Shelley launched a good discussion on The Neuroscience of ADHD in her blog, discussing the situation and providing a technical overview of drug-based interventions. Something I hadn’t heard is that “For example, babies born prematurely face a significantly greater risk of developing ADHD than full-term babies (socioeconomic status was controlled for).”
- “The Preschool ADHD Treatment Study, or PATS, conducted by the National Institute of Mental Health (NIMH), is the first long-term study designed to evaluate the effectiveness of treating preschoolers with ADHD with behavioral therapy, and then, in some cases, methylphenidate. In the first stage, the children (303 preschoolers with severe ADHD, between the ages of three and five) and their parents participated in a 10-week behavioral therapy course. For one third of the children, ADHD symptoms improved so dramatically with behavior therapy alone that they did not progress to the ADHD medication phase of the study.”
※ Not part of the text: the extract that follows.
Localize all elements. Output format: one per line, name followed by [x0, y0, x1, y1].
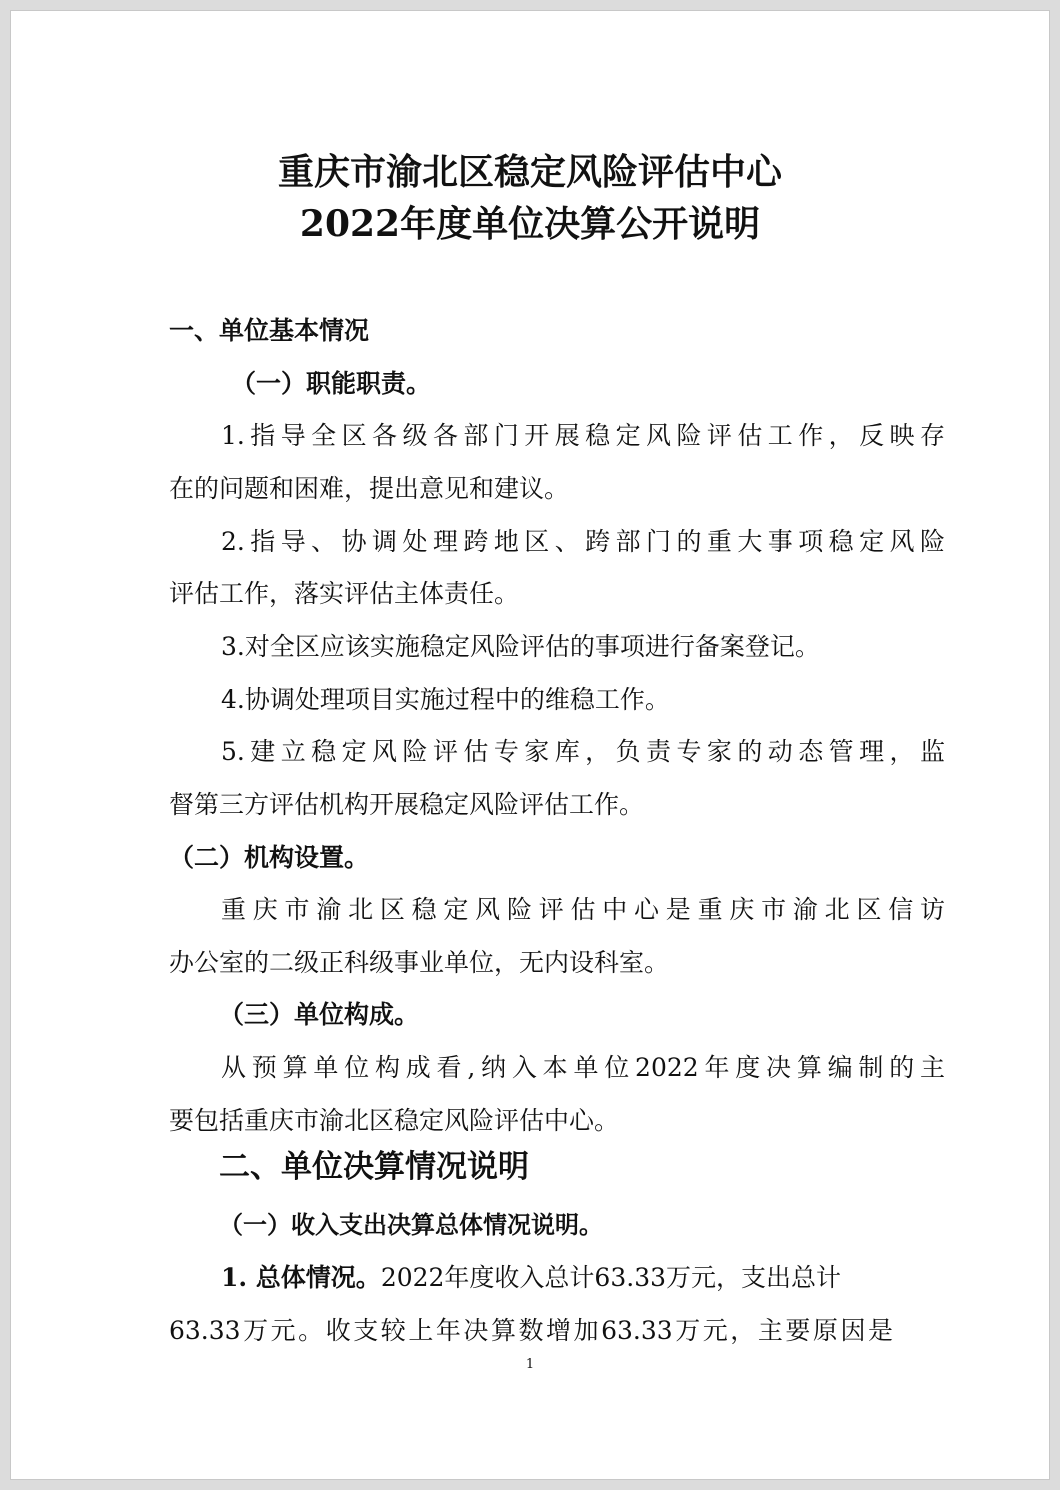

As Shelley’s post and the article explain, drugs do help when used appropriately. Now, they are not the only answer. I am happy to see that behavioral therapy can be as useful when appropriate. Which is not a surprise, given the growing literature on different methods of cognitive training, including therapy and working memory training like the one discussed with Notre Dame’s Bradley Gibson and in our post Cognitive Neuroscience and ADD/ADHD Today.